OIL remains at the lowest levels after more than seven days of continuous declines.
Low global demand prompted Saudi Arabia to cut its reference selling price, and now, no decisive action is expected from oil producers to cut their supply.
Although China, one of the primary consumers, is already showing clear signs of recovery in its productivity activity, the rest of the world, including Europe and the United States, continue with modest advances and with teleworking measures and social distancing that notably decrease fuel consumption.
To this, we must add the end of the "gasoline season" in the United States that traditionally coincides with a drop in the price of gasoline and lower demand for crude.
Expectations for the price of crude oil are unfavorable in this context of low demand and still uncertainty about the evolution of the pandemic.
Technically, OIL has stopped its move lower at the 100-day SMA level at $37.27, having drilled it slightly earlier today. A close below this level paves the way down to the primary support at $35, below which it only finds intermediate support in the $32 zone.
A scenario of continuous falls in the price of crude oil would complicate the ECB in its mandate to achieve an inflation level close to 2%, which for the moment is far away.
ECB & FED reports
Next Thursday, the CPI figures for the euro area for August will be published, the average market forecast is -0.4%.

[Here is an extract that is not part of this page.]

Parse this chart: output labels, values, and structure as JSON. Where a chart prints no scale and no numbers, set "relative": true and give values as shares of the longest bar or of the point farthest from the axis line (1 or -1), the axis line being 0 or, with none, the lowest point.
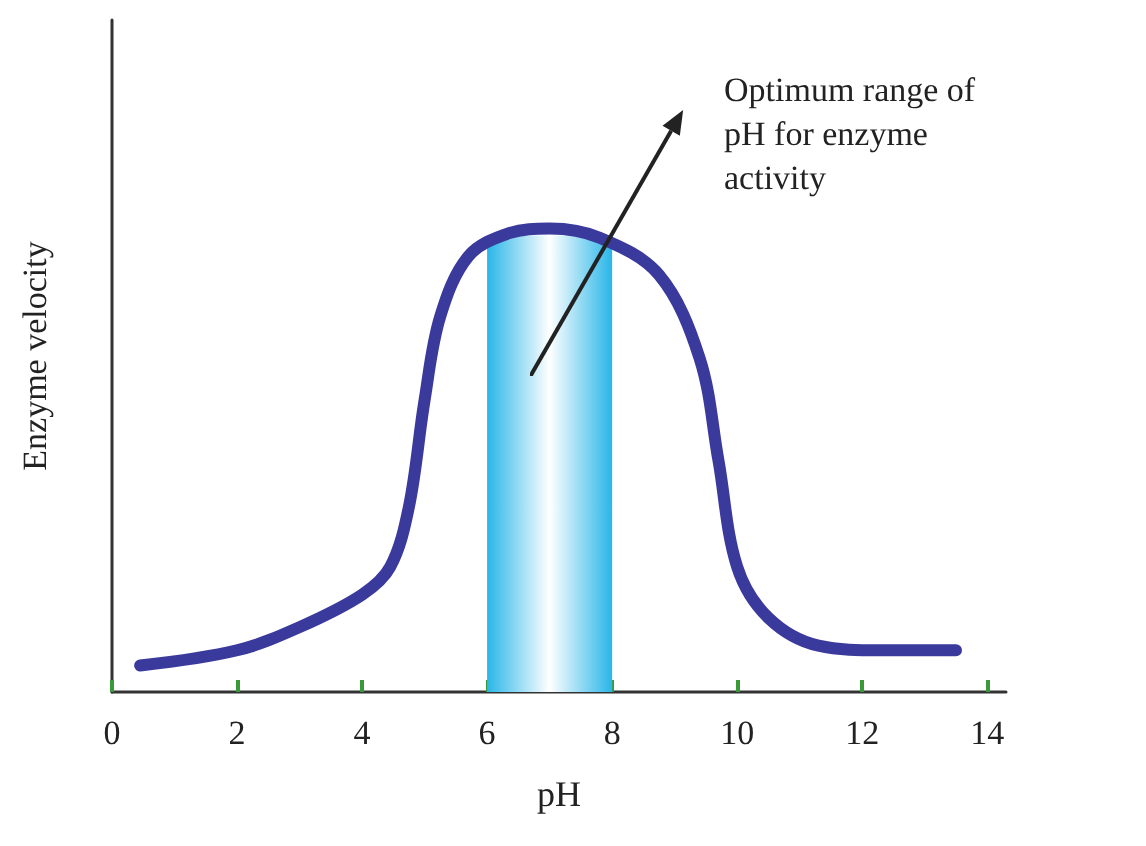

With domestic demand and retail sales still very low in the Euro area, the ECB may soon be forced to react with new stimulus measures in its monetary policy, either by cutting interest rates or by increasing the volume of purchases of its asset purchase policy, something that would have a negative influence on the price of the Euro, the recent strength of which is another element of concern for the Central Bank.
The US Federal Reserve meets on Thursday of this week. The North American Central Bank has deviated from its inflation target by allowing it to rise above 2%, to focus on stimulus and job creation.
No change in its monetary policy is expected at this next meeting. Still, the market will be very attentive to Powell's comments on the assessment of the economic evolution and the possibility that he can provide clues on future actions of the central bank in order to achieve its job creation target, which is still at distant levels, above 8%.
Any sign of increases in asset purchases or interest rate cuts would have an immediate effect on the GOLD price.
The precious metal has been consolidating the price after the sharp rally in July; the technical pattern is that of a continuation triangle that is currently about to break to the upside.
A daily close above the 1960$ zone opens the way for advances to the $2000 zone where it finds its first resistance.